A la distancia acompañé a Nicolás hasta su apartamento en un área olvidada, compuesta de hangares y construcciones medianas, al parecer abandonadas. Nicolás era el único habitante de un inmueble que, según creí, había crecido al azar, con anexos superpuestos por la necesidad de ampliar una oficina. A una planta inicial le habían agregado otros módulos de fachada más o menos similar, de distinto tamaño; se adivinaba que cada adición había dependido de presupuestos variables, que obligaban a diseñar cada piso con altura igualmente inconstante. El conjunto daba la impresión de haber sido soñado. Al frente se acumulaban los papeles, rectángulos de cartón mal cortados, vasos desechables, trozos de anime; eso me llevó a imaginar que en ese espacio la alimentación era un asunto postergado o simplemente abstracto, la secuela de impulsos que no se podían satisfacer.

Lo primero que hizo Nicolás al entrar fue dirigirse a la cocina, abrir una despensa y elegir, entre bultos idénticos, un paquete de galletas de soda. Supe en ese instante que en ese apartamento no hallaría productos frescos. Nicolás terminó de comer y tiró el envoltorio por la ventana, creyendo a lo mejor en la degradación espontánea del plástico. Será que prefería ahorrarse los trabajos de la cocción y del reaprovechamiento. El calor de esa tarde inundaba las esquinas desgastadas, sucias, a pesar de que en el cielo se había reducido la dispersión de las nubes espesas y el sol era menos directo. Yo lo miraba todo alrededor, atontado: los muebles de tapizado seco por una cal pardusca, la mesa ocupada por revistas y fotos recortadas, una vitrina opaca, la alfombra raída apoyada detrás un escritorio. Había un fuerte olor químico que no identifiqué; no me dio la impresión de que sirviera para asear las habitaciones. Nicolás no parecía interesarse en esos simulacros, y además, pensé, difícilmente recibiera visitas. Cada cosa en ese espacio estaba reducida a la memoria de una antigua función.

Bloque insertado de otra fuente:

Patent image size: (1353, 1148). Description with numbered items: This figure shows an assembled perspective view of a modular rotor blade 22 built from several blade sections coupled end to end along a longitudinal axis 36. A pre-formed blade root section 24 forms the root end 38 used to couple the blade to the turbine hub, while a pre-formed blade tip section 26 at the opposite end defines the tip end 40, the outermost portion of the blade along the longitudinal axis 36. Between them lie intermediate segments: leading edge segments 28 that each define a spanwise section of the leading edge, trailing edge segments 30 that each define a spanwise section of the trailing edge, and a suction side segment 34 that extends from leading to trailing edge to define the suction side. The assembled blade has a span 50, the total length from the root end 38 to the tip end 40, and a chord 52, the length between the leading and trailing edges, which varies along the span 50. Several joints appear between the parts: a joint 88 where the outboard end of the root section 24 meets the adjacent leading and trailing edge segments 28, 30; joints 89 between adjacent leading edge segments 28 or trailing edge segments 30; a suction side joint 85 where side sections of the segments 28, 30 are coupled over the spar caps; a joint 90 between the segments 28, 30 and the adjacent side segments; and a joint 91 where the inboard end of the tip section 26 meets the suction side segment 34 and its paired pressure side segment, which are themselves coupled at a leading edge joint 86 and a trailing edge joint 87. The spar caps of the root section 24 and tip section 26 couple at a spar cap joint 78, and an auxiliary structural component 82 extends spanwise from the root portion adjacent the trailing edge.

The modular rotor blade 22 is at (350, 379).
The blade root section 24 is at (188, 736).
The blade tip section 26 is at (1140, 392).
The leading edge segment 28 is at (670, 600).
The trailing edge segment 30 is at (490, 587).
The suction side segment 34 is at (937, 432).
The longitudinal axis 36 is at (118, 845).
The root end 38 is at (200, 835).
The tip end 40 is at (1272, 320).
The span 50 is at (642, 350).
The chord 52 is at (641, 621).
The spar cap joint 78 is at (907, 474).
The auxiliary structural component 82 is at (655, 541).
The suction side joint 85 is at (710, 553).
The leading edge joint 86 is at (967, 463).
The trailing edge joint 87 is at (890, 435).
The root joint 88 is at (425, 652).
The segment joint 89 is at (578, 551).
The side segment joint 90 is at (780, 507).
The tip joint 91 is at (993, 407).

En el baño, Nicolás se quitó la camisa. Advertí que tenía la espalda sudada y una cicatriz reciente en el pecho. Se miró al espejo por varios minutos. El hombre asistía a su derrumbe con una mueca equívoca en el costado derecho de la boca, quizá recordando íntimamente, pero sin proponérselo, la forma de un cigarro. Adentro había una agotada luz amarillenta, que se rompía en el lavamanos y el sanitario de cerámica gris, y así creaba sombras multiplicadas luego en el resto de la pieza, especialmente en la ducha. Nicolás se lavó los sobacos y el cuello, los brazos un poco tostados, se echó agua en la cabeza. Después entró a su cuarto y yo con él, y allí lo vi todo.

La mujer y el hombre estaban desangrados en un colchón matrimonial, sin sábanas, que parecía flotar sobre un acuario oscuro, sin peces, con migas de galletas más viejas. De cerca supe que ya estaban tiesos y fríos. Me gustó la composición de los cuerpos: estaban muy juntos, tocándose en la cara y el tórax, con el pelo alborotado pero en suspensión. No se les distinguía bien las facciones, porque Nicolás se las había aplastado con una laja que después descubrí debajo de la cama. Lo que quedó de ellas era un mazacote apetecible. Supuse que Nicolás los había sorprendido en el sueño. El asunto me resultó bastante literario, pues me hizo pensar que el hombre y la mujer tal vez se figuraron que el golpe inicial era el producto de una caída imaginaria, que se derrumbaban dormidos desde un rascacielos de estructura imprecisa, y que al tocar el piso sentían una contusión que cesaba de inmediato, ya que seguían cayendo sin fin por un pozo de aire que simultáneamente adquiría la forma de una acera, la cubierta de un barco, una mesa de fórmica, un tragaluz, un borracho acostado, una garganta abierta. Volé hasta el techo para contemplar mejor el cuadro: desde allí concluí que la pareja estaba en una fase transitoria, a punto de empezar a deslizarse hacia la completa unidad material. Me conmovió esa cosa algo mística que exhalaban los dos.

Nicolás se sentó en una silla a ver televisión. De vez en cuando miraba los cadáveres, pero desde una perspectiva diferente de la mía. Habrá notado en ellos un aura más banal, a lo mejor la vibración de la infidelidad y la consiguiente justicia. Se entusiasmaba con los vaivenes de un juego de fútbol, llegaba a dar saltos cuando el Barcelona movía el balón hasta la portería del Real Madrid. Yo lograba reconocer los uniformes, nada más; los apellidos de los jugadores me resultaban incomprensibles, como cifras de una lengua entre muerta y en hibernación. Al rato, Nicolás se quedó dormido: el cuello se le doblaba sobre el respaldo de la silla, dando la impresión de una gran flexibilidad; dejó la boca abierta, sin ronquidos, como recibiendo todo el aire del cuarto para no devolverlo. Qué inocente: la noción del crimen le era ajena, lo mismo que la gradual descomposición de sus víctimas—que en la madrugada empezaron a hincharse y a ponerse verdes.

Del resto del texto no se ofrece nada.